Usually, if we learn a new word, we want to write it down so that we can memorize how exactly to pronounce it. And usually we like to write it down in a kind of “karaoke language” – meaning, the way it`s spoken, in a phonetic way.

While this is indeed helpful when it comes to memorizing vocabulary, it also manifests an accent right from the beginning. If you fine-tune your ears so much that you memorize words by listening, you will also memorize the way the language sounds, the tonal patterns and the subtle nuances that often make a foreign language difficult to learn.

Again – this is not the fastest way if you just want to pick up a few phrases to be understood.

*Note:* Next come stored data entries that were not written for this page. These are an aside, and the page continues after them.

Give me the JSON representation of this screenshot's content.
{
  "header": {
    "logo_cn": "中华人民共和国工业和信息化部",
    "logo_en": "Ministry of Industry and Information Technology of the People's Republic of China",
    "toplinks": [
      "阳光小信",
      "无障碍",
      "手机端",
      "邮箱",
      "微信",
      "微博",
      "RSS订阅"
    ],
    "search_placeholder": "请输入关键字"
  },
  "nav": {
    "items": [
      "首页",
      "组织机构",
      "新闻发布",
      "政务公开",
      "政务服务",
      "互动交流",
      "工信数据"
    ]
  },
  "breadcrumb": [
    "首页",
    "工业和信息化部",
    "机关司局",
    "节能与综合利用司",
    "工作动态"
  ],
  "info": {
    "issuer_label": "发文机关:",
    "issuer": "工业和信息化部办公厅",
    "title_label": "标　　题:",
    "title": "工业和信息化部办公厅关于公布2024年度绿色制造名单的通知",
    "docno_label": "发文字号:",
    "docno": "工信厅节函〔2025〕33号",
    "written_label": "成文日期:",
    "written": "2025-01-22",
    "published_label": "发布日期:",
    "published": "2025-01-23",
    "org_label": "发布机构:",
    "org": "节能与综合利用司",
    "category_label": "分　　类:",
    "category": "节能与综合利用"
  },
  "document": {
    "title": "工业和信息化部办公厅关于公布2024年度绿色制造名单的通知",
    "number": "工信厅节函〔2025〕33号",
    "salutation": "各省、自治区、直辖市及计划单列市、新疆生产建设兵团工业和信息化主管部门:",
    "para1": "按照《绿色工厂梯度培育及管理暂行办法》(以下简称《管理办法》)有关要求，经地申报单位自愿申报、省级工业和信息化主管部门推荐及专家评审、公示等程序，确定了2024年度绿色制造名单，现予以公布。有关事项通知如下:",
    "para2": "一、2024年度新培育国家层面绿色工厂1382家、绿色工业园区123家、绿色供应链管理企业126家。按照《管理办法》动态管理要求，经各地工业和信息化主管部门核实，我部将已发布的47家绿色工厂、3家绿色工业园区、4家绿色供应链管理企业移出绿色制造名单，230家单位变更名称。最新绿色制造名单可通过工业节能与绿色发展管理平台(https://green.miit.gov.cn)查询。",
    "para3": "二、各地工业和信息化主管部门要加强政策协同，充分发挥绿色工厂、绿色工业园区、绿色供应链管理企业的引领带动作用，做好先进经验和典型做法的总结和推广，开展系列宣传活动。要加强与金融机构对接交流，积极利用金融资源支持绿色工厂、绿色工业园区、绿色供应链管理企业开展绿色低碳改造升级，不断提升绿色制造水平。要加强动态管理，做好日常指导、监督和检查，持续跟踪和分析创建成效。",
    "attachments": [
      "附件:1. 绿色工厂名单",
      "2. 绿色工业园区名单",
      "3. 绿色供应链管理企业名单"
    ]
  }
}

But if you want to be able to speak really good, and get to know a language on a deeper level, then it’s worth it.  And in the long run, this approach is much faster.

If you can, record yourself when you repeat a word or phrase, so that you can also listen to the way you say a sentence and the way a native speaker says it, and compare the two. Most of the time you will find that at the beginning, there are differences in the way you sound – and these are sometimes difficult to recognize when you speak, but if you listen to a recorded sentence that you spoke yourself, and then again to the same sentence spoken by a native speaker, this really helps.

An old Persian proverb goes like this: “Everything is difficult before it becomes easy.” And the same is true for beginning to learn a language. At first, it can be overwhelming, especially if you are learning a language that is very different to your own. If for example you are native English speaker, and you learn Spanish – that’s quiet easy compared to learning a language like Chinese or Thai, which are practically not related.

Think about the way kids learn a new language: they just listen and repeat the sounds they hear. And this way, they become naturally fluent.

The Element of Fun

If you want to learn a language, the best way to do it is to have fun with the language. Yes, you need discipline and you have to make a commitment, but you also want to play with the language.

Don’t make it dead serious. So many people feel frustrated when they make a mistake. Relax, loosen up, have some fun with it, and you’ll see this will help you a lot in mastering a new language.